Basically, there’s not much new in these guidelines. Relatively uncontroversial modalities like meditation, music therapy, stress management, and yoga are given the highest recommendations. However, acupuncture and its bastard offspring electroacupuncture (which really has no basis in TCM, given that there was no electricity hundreds or thousands of years ago to hook needles up to) consistently get B or C recommendations for several indications, despite acupuncture being nothing more than a theatrical placebo that hasn’t convincingly been shown to work for any clinical indication. That includes acupressure.

As is the case with most systematic reviews of integrative medicine, there are some head scratchers. For instance there’s this level C recommendation, meanding that they can be considered

Acupuncture,[49-51, 91, 92] healing touch,[93, 94] and stress management[36-38, 95, 96] can be considered for improving mood disturbance and depressive symptoms.

And:

Acupuncture,[119-124] healing touch,[93] hypnosis,[125, 126] and music therapy[31, 34] can be considered for the management of pain.

Healing touch is the rankest quackery. It’s energy medicine that postulates that practitioners can manipulate human life energy fields. It’s such a silly form of quackery that even a 12-year-old girl could disprove it.
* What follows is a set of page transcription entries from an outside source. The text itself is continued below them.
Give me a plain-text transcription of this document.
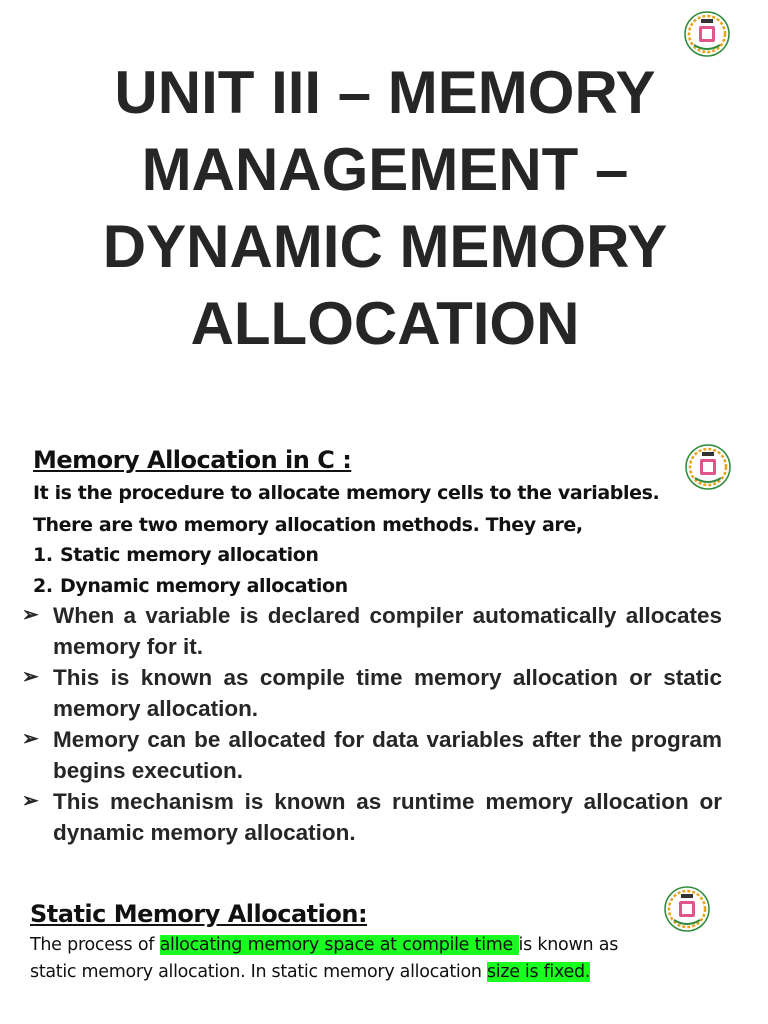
UNIT III – MEMORY
MANAGEMENT –
DYNAMIC MEMORY
ALLOCATION
Memory Allocation in C :
It is the procedure to allocate memory cells to the variables.
There are two memory allocation methods. They are,
1. Static memory allocation
2. Dynamic memory allocation
➢ When a variable is declared compiler automatically allocates memory for it.
➢ This is known as compile time memory allocation or static memory allocation.
➢ Memory can be allocated for data variables after the program begins execution.
➢ This mechanism is known as runtime memory allocation or dynamic memory allocation.
Static Memory Allocation:

The process of allocating memory space at compile time is known as static memory allocation. In static memory allocation size is fixed.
Basically, these guidelines were even more unnecessary and pointless than the first set of guidelines published in 2014. It’s not as though clinical studies have advanced knowledge enough to justify a new set of guidelines, and these guidelines suffer from the same issue that integrative medicine itself suffers from, mixing cow pie with apple pie as though they were equivalent. I called the previous guidelines old wine in a new skin. Greenlee et al have just poured that old wine out of the new skin into a newer skin, seemingly expecting it to make the vinegary wine better.